Speech is Silver, Silence is Gold

in 8th Duhok International Film Festival

by Axel Timo Purr

In an inherently strong year for the Kurdish section of the 8th Duhok International Film Festival, one film in particular stands out as poetic as it is political.

One can only wish that, for the sake of the Iraqi-Kurdistan autonomous zone, the ways for state support of film discussed on a panel in Duhok’s convention center during the film festival will actually be realized. For what was shown in this year’s festival in surprisingly diverse and breathtaking quality in the section “Kurdish Feature Film” indicates what amazing potential this cultural area alone has uncovered without major funding, as well as what could still be possible.

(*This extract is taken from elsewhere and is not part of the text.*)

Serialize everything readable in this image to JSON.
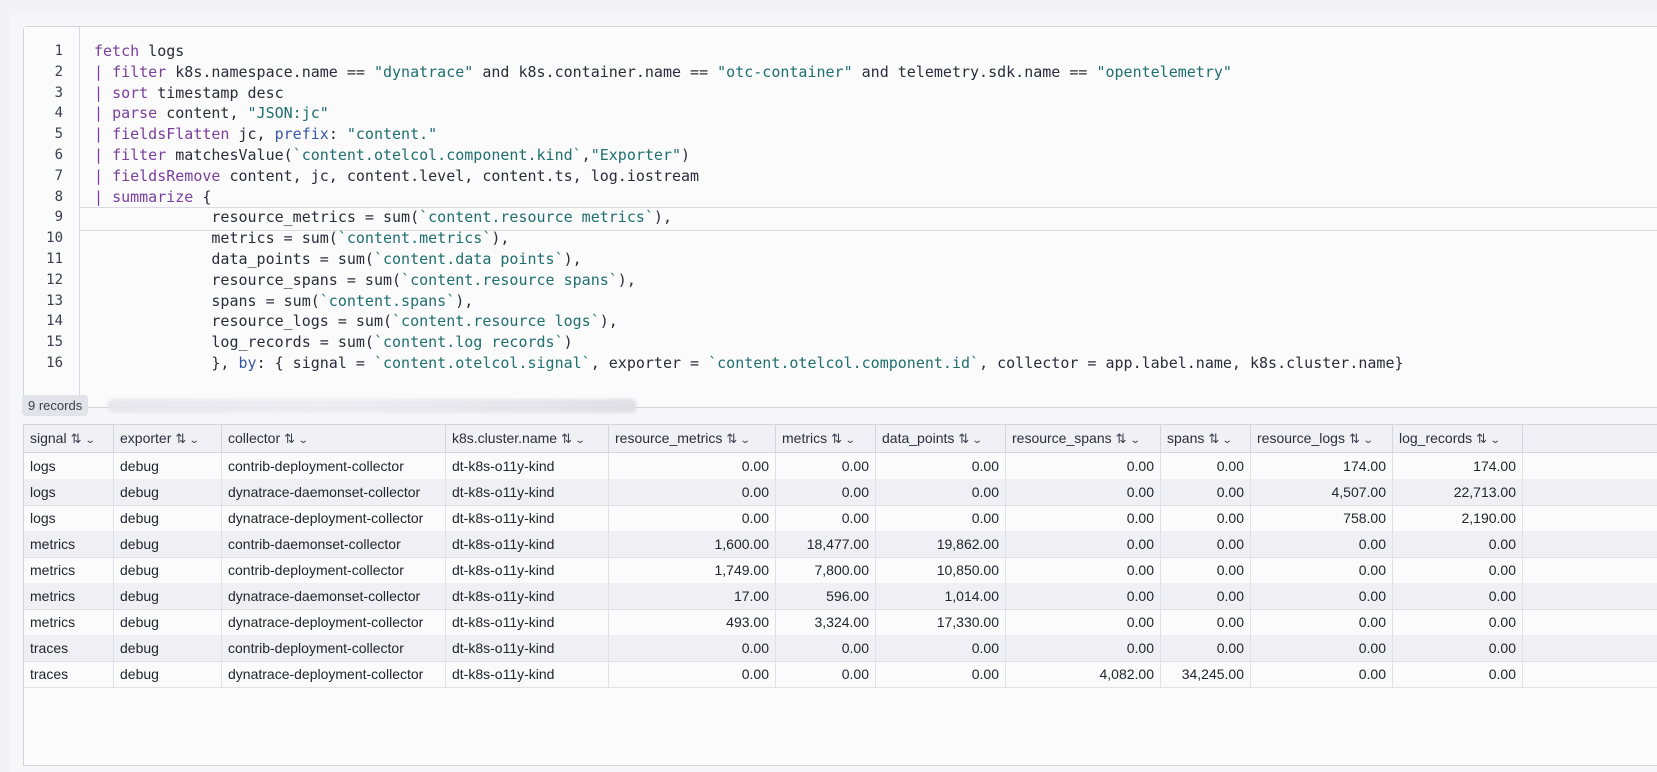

For not only films like the Kurdish rendition of Taxi Driver (1976), Dirty Lands, with a great Hallo Ramshty in the leading role, the so different refugee dramas The Little Refugee (Aylan, Son of the Ocean) and Landless (Be Nishtiman) with their identity-building and national trauma-coping aspirations, but also a narrative pearl like Ferit Karahan’s Brother’s Keeper (Okul Tirasi) with its visual power, content-related nihilism and subtle humor, which unfolds as a similarly disturbing children’s home microcosm as Myroslav Slaboshpytskyi’s great youth drama The Tribe (Plemya) in 2014. But stylistic tightrope walks were also on display. Such as the political horror grotesque Zalava (with a mesmerizing Navid Pourfaraj in the main role) and the semi-documentary fatherland quest Sidik and the Panther, which expands the Kurdish space of reference  to not only include past and present, but also the future, without shying away from also gesturing towards romantic ideals and images such as those of Caspar David Friedrich, and integrating them into the Kurdish identity discourse.

This unusual complexity is also found in what is probably the strongest film in the section, the FIPRESCI award-winning The Dance of Ali and Zin (Govenda Ali û Dayka Zin) by Mehmet Ali Konar. Made on a budget of $20,000, Konars second film tells the story of a Kurdish family in Turkey. After one of her sons dies in Turkish custody, the mother decides, against the will of her first-born son and the rest of the family, to give her younger son at least one more wedding, so as not to let his life fade away “unfinished.”

The conflict not only within the family, but also with the Turkish authorities is portrayed by the outstanding ensemble of Suat Usta, Korkmaz Arslan, Maryam Boubani, and Diman Zandi in impressive dialogues, which are always wordless but with intense looks and gestures, and is further intensified by a filigree sound design (Toke Borson Odin, Xebat Asmi) and impressive cinematography (Deniz Enyüksek), opening up associations not only with common proverbs and indigenous idiosyncrasies, but also with insights such as those from Ludwig Wittgenstein’s “Tractatus Logico-Philosophicus” (1921): “Whereof one cannot speak, thereof one must be silent.“

Konar repeatedly takes enough time to deepen his characters, with everyday rituals such as shopping in the provincial capital, car rides across the countryside, eating together and harvesting honey, almost incidentally revealing and thus expanding more and more a network of relationships and hierarchies that is still inscrutable at the beginning.

In doing so, Konar not only has the courage to use poetic means to explain family doings, for example as a jacket blowing in the wind during the wedding music or the final shot of the setting sun. Furthermore, Konar succeeds in presenting the deep-seated conflicts and problems of the Turkish-Kurdish relations through a story told in a small and private way, on the micro level of society – as archaic, as poetic, as well as impressively realistic and not least, deeply political.  

However, since Konar never places this conflict entirely at the center of the narrative, he tells a universal, almost biblical story about lost love, lost family ties, and a lost homeland, which should find a grateful resonance especially in our present, which is no less marked by similar disturbing worldwide migration processes.